Yes, I said, “us,” for I consider myself a fly-fisherman. I am a total novice, rarely catch any fish, am a mediocre caster at best, and certainly let all kinds of fish escape because I don’t even realize they are hitting my fly. But I do love it, and I want to keep learning.
- The guy who got me started is Craig Schuhmann, a longtime friend who is now a professional fly-fishing guide in Klamath Falls, Oregon. In fact, he moved there to fish; I can sympathize, as I moved to Portland to hike (and write about it). As a beginner, there is no substitute for having a real pro tell me, “Put this fly onto this line and this rod, and cast it over there, like this.” My chances of catching a fish thus go from zero to … oh, well, who’s counting?
Well, Craig is also a writer, and a while back he was approached by a Portland-based Frank Amato Publishing to update their legendary book called The Curtis Creek Manifesto, which came out in 1976 and has sold more than 300,000 copies.

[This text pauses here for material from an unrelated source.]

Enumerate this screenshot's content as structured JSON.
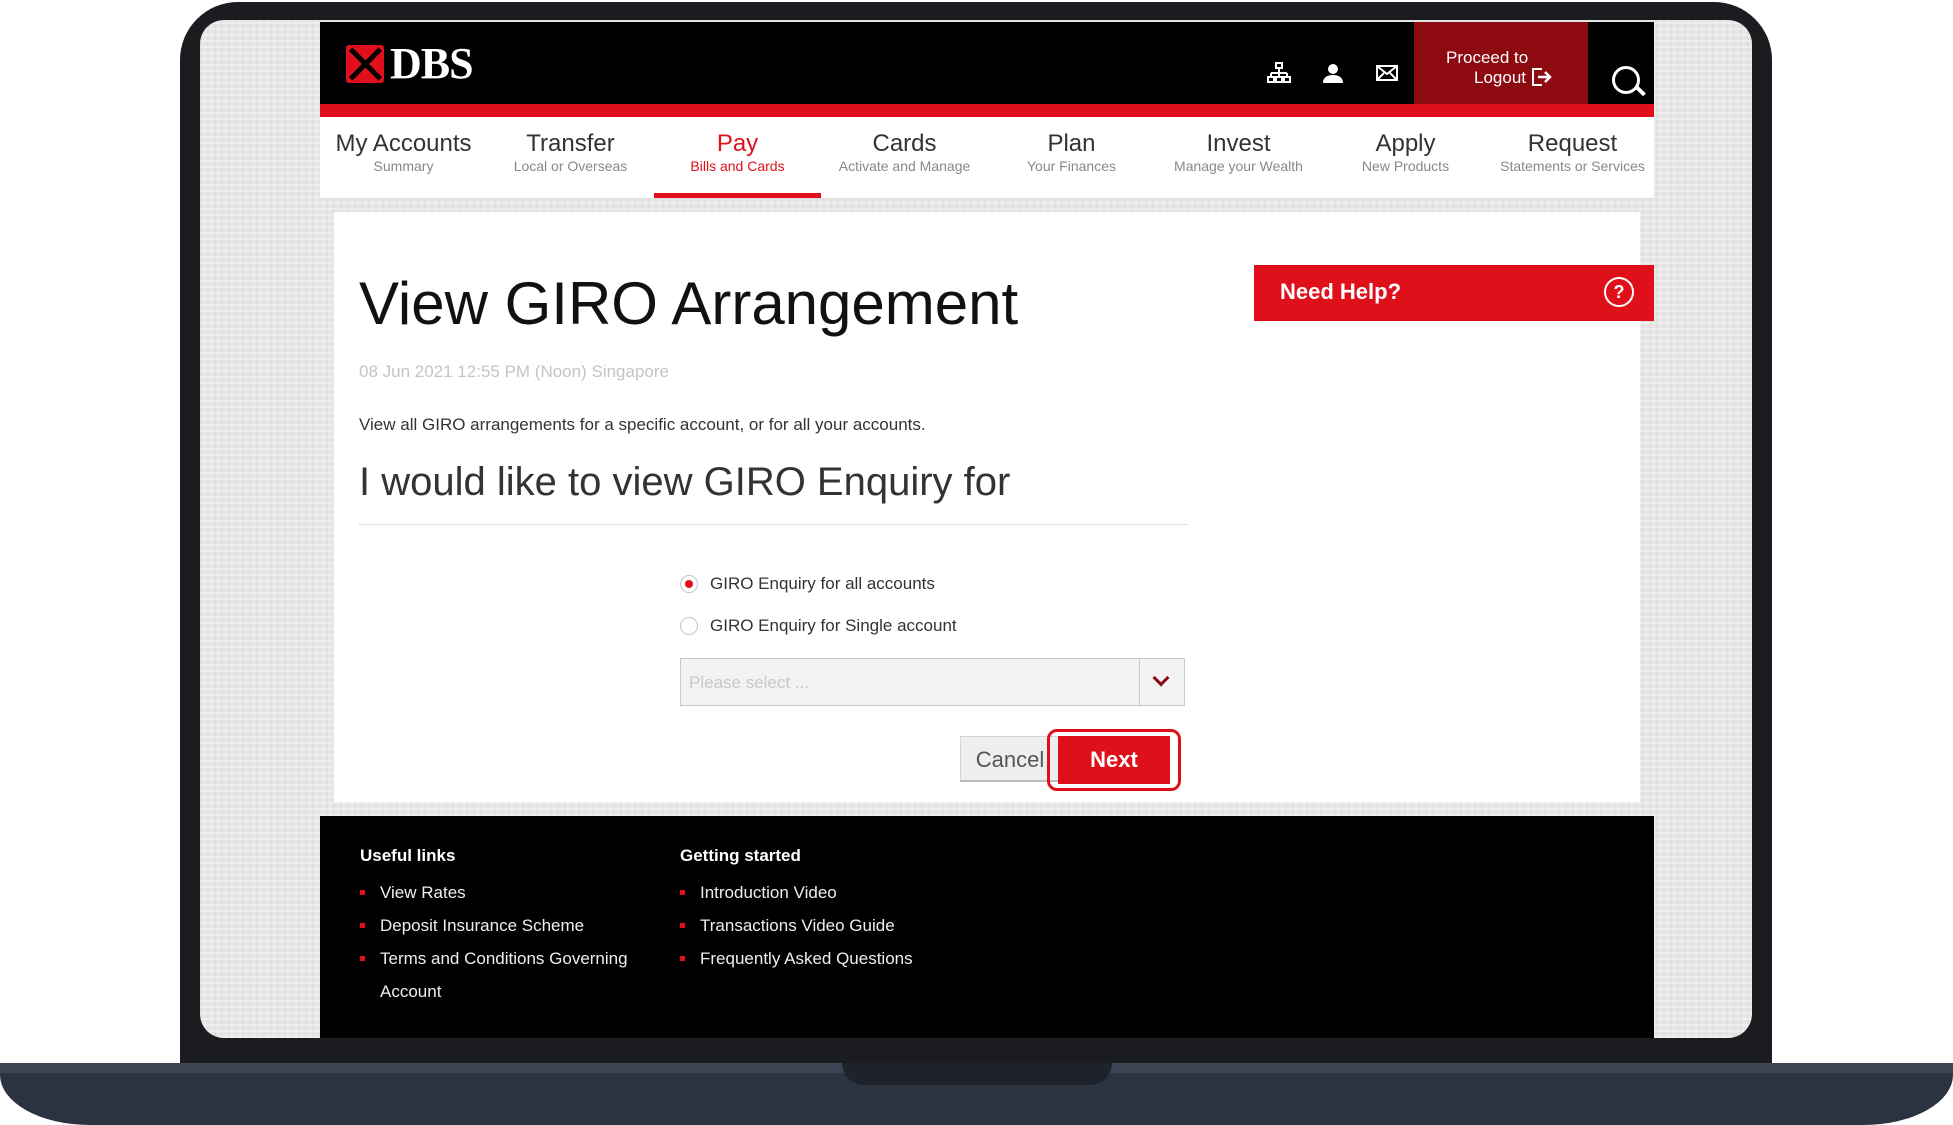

What made the Manifesto unique is that it was only 45 pages, half of them drawings, and it both was remarkably simple and thoroughly funny. A favorite example is a page called “Major Fish Scarers” and featuring drawings of a boot on gravel, people yelling, and a stereo playing.
Craig spent a couple of years working on this, and the result, with a simple title matching its simple mission of helping you catch fish in rivers with flies, is Get Started Fly-Fishing! It has grown to 116 pages but remains remarkably simple in its approach. If you’re looking to, well, get started fly-fishing, this is your book. Likewise, if you know somebody who wants to get started fly-fishing, this is their book (and Christmas gift).
It starts with an introduction to the fish themselves, then proceeds through tackle, gear, knots, casting, flies, how to read the water, presentation of the fly, and playing the fish. Nice and simple: Meet the fish, get ready, find the fish, show them the fly, catch them. Simple, not easy, much fun.
It’s a long way from being overly technical – it has to be, because I helped edit it – and it still has plenty of helpful drawings, now augmented with the standard “fishing porn” shots of happy people holding big fish in wonderful scenery.
But what I think makes the book cool is that it could be the new Manifesto for a new generation of fly-fishers. Craig could, in other words, also be the person who helped get you started catching fish in rivers with flies. Or, if you were to buy Get Started Fly-Fishing! for a young someone in your life, you just might be the person who started them on a lifetime of calming adventure.